Der Vertragsentwurf wird zurzeit von den Fraktionen unter Hochdruck geprüft. Denn viel Zeit ist nicht mehr: bis zum 30. Juni muss die Bürgerschaft über den Entwurf abstimmen. Das sieht die Vereinbarung zwischen der Stadt und dem Baukonzern vor. Und über diese Frist ärgert sich die Opposition. Zum Beispiel Norbert Hackbusch von der Linkspartei:

"Wir sind nicht in der Lage, unabhängige Gutachter zu bestimmen. Wir wollen jetzt so jemanden bekommen, der dann auch in der Lage ist, ein unabhängiges Gutachten mit einigermaßen Zeitlauf zu machen. Jetzt hatten wir knapp zwei Monate: da kann man praktisch knapp das Ganze durchhecheln."

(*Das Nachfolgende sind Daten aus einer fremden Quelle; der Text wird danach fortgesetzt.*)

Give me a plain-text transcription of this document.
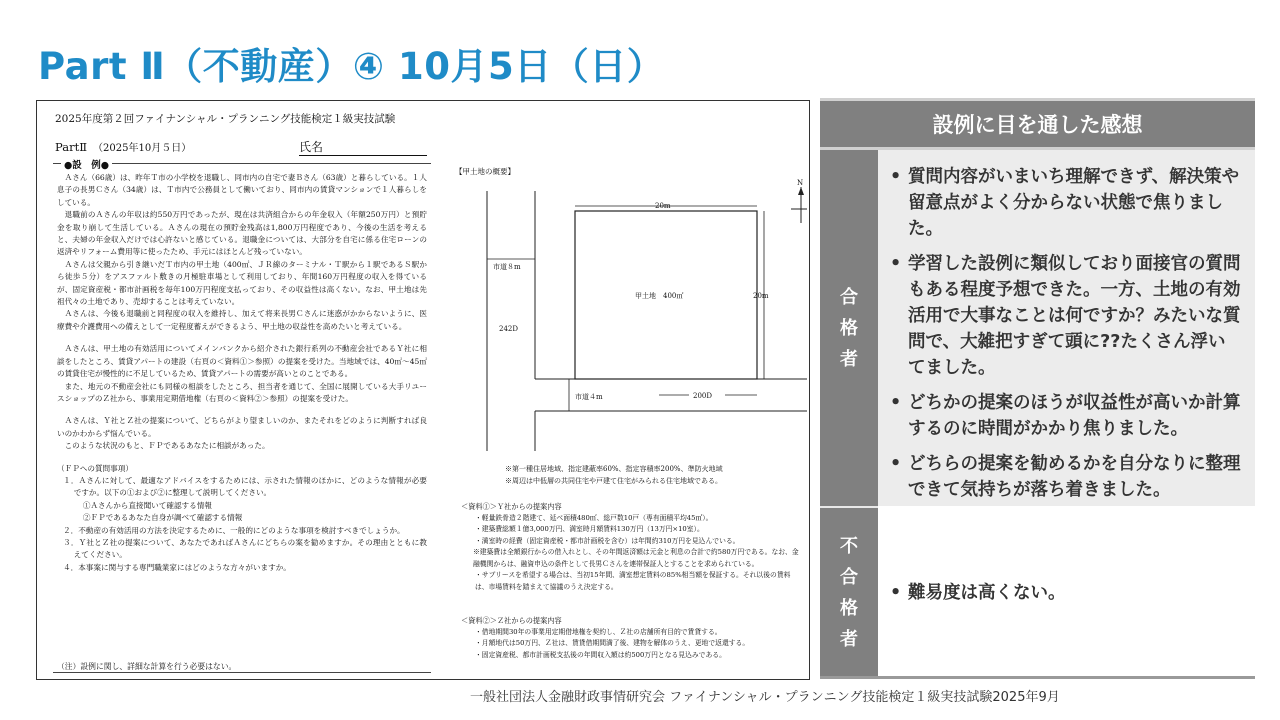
Part Ⅱ（不動産）④ 10月5日（日）
2025年度第２回ファイナンシャル・プランニング技能検定１級実技試験
PartⅡ （2025年10月５日）	氏名
●設　例●

Ａさん（66歳）は、昨年Ｔ市の小学校を退職し、同市内の自宅で妻Ｂさん（63歳）と暮らしている。１人息子の長男Ｃさん（34歳）は、Ｔ市内で公務員として働いており、同市内の賃貸マンションで１人暮らしをしている。

退職前のＡさんの年収は約550万円であったが、現在は共済組合からの年金収入（年額250万円）と預貯金を取り崩して生活している。Ａさんの現在の預貯金残高は1,800万円程度であり、今後の生活を考えると、夫婦の年金収入だけでは心許ないと感じている。退職金については、大部分を自宅に係る住宅ローンの返済やリフォーム費用等に使ったため、手元にはほとんど残っていない。

Ａさんは父親から引き継いだＴ市内の甲土地（400㎡、ＪＲ線のターミナル・Ｔ駅から１駅であるＳ駅から徒歩５分）をアスファルト敷きの月極駐車場として利用しており、年間160万円程度の収入を得ているが、固定資産税・都市計画税を毎年100万円程度支払っており、その収益性は高くない。なお、甲土地は先祖代々の土地であり、売却することは考えていない。

Ａさんは、今後も退職前と同程度の収入を維持し、加えて将来長男Ｃさんに迷惑がかからないように、医療費や介護費用への備えとして一定程度蓄えができるよう、甲土地の収益性を高めたいと考えている。

Ａさんは、甲土地の有効活用についてメインバンクから紹介された銀行系列の不動産会社であるＹ社に相談をしたところ、賃貸アパートの建設（右頁の＜資料①＞参照）の提案を受けた。当地域では、40㎡～45㎡の賃貸住宅が慢性的に不足しているため、賃貸アパートの需要が高いとのことである。

また、地元の不動産会社にも同様の相談をしたところ、担当者を通じて、全国に展開している大手リユースショップのＺ社から、事業用定期借地権（右頁の＜資料②＞参照）の提案を受けた。

Ａさんは、Ｙ社とＺ社の提案について、どちらがより望ましいのか、またそれをどのように判断すれば良いのかわからず悩んでいる。

このような状況のもと、ＦＰであるあなたに相談があった。

（ＦＰへの質問事項）
１．Ａさんに対して、最適なアドバイスをするためには、示された情報のほかに、どのような情報が必要ですか。以下の①および②に整理して説明してください。
①Ａさんから直接聞いて確認する情報
②ＦＰであるあなた自身が調べて確認する情報
２．不動産の有効活用の方法を決定するために、一般的にどのような事項を検討すべきでしょうか。
３．Ｙ社とＺ社の提案について、あなたであればＡさんにどちらの案を勧めますか。その理由とともに教えてください。
４．本事案に関与する専門職業家にはどのような方々がいますか。
（注）設例に関し、詳細な計算を行う必要はない。
【甲土地の概要】
20m
20m
甲土地　400㎡
市道８m
242D
市道４m	200D
N
※第一種住居地域、指定建蔽率60%、指定容積率200%、準防火地域
※周辺は中低層の共同住宅や戸建て住宅がみられる住宅地域である。
＜資料①＞Ｙ社からの提案内容
・軽量鉄骨造２階建て、延べ面積480㎡、総戸数10戸（専有面積平均45㎡）。
・建築費総額１億3,000万円、満室時月額賃料130万円（13万円×10室）。
・満室時の経費（固定資産税・都市計画税を含む）は年間約310万円を見込んでいる。
※建築費は全額銀行からの借入れとし、その年間返済額は元金と利息の合計で約580万円である。なお、金融機関からは、融資申込の条件として長男Ｃさんを連帯保証人とすることを求められている。
・サブリースを希望する場合は、当初15年間、満室想定賃料の85%相当額を保証する。それ以後の賃料は、市場賃料を踏まえて協議のうえ決定する。
＜資料②＞Ｚ社からの提案内容
・借地期間30年の事業用定期借地権を契約し、Ｚ社の店舗所有目的で賃貸する。
・月額地代は50万円、Ｚ社は、賃貸借期間満了後、建物を解体のうえ、更地で返還する。
・固定資産税、都市計画税支払後の年間収入額は約500万円となる見込みである。
設例に目を通した感想
合
格
者
• 質問内容がいまいち理解できず、解決策や留意点がよく分からない状態で焦りました。
• 学習した設例に類似しており面接官の質問もある程度予想できた。一方、土地の有効活用で大事なことは何ですか？みたいな質問で、大雑把すぎて頭に??たくさん浮いてました。
• どちかの提案のほうが収益性が高いか計算するのに時間がかかり焦りました。
• どちらの提案を勧めるかを自分なりに整理できて気持ちが落ち着きました。
不
合
格
者
• 難易度は高くない。
一般社団法人金融財政事情研究会 ファイナンシャル・プランニング技能検定１級実技試験2025年9月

Und trotzdem wünscht sich der Senat eine möglichst breite Zustimmung zum Vertrag und dem damit verbundenen so genannten "Nachtrag V". Der hat ein Volumen von knapp 200 Millionen Euro und treibt die Kosten für das Konzerthaus auf sagenhafte 866 Millionen Euro. Zieht man die Spenden betuchter Hamburgerinnen und Hamburger ab, wird die Elbphilharmonie immerhin noch mit 789 Millionen Euro öffentlicher Mittel finanziert. Eingeplant war ein Zehntel: 77 Millionen Euro soll das Prachtstück kosten, rechnete der Senat unter Bürgermeister Ole von Beust vor. Er war wild entschlossen, das Projekt durchzuziehen:

"Ich glaube, das ist eine Sache, die vielen Hamburgern am Herzen liegt und ich möchte diese Philharmonie auf jeden Fall"

Träume und Kosten wachsen in den Himmel
Genauso entschlossen zeigte sich auch der damalige Projektleiter Hartmut Wegener. Und verkündete im Frühjahr 2005 einen ambitionierten Zeitplan:

"Im Frühjahr 2009 werden wir dann – wenn alles planmäßig läuft – ein neues, wunderschönes Wahrzeichen für Hamburg haben."

"Wenn alles planmäßig läuft" – diese Einschränkung machte Hartmut Wegener dann doch. Aber wie soll etwas planmäßig laufen, für das es gar keine Pläne gibt? Auf der Suche nach den Gründen für die Verzehnfachung der Baukosten fällt vor allem die Planlosigkeit auf, mit der das Projekt gestartet wurde. Zweifelsohne legten die Schweizer Stararchitekten Jacques Herzog und Pierre de Meuron einen imposanten Entwurf vor, der auch den heute immer noch andauernden Bauarbeiten zu Grunde liegt. Nur durchgeplant, vor allem durchgerechnet war das Projekt noch lange nicht. Obwohl es mit seinen Anforderungen an die Statik und seine Standfestigkeit im Hafenschlick und an die Akustik des Konzertsaals einzigartig komplex ist, wurde im Frühjahr 2007 die Grundsteinlegung gefeiert. Die Hamburger Politik lauscht Pierre de Meuron, ergriffen, fast besoffen:

"Die Architektur des Raumes entwickelt sich dann konsequent aus der Logik aus akustischer und visueller Wahrnehmung der Musik. Und diese Logik führt zu einem neuen Ergebnis! Die Ränge reichen höher in den Gesamtraum hinein. Ränge, Wände, Decken bilden eine räumliche Einheit …"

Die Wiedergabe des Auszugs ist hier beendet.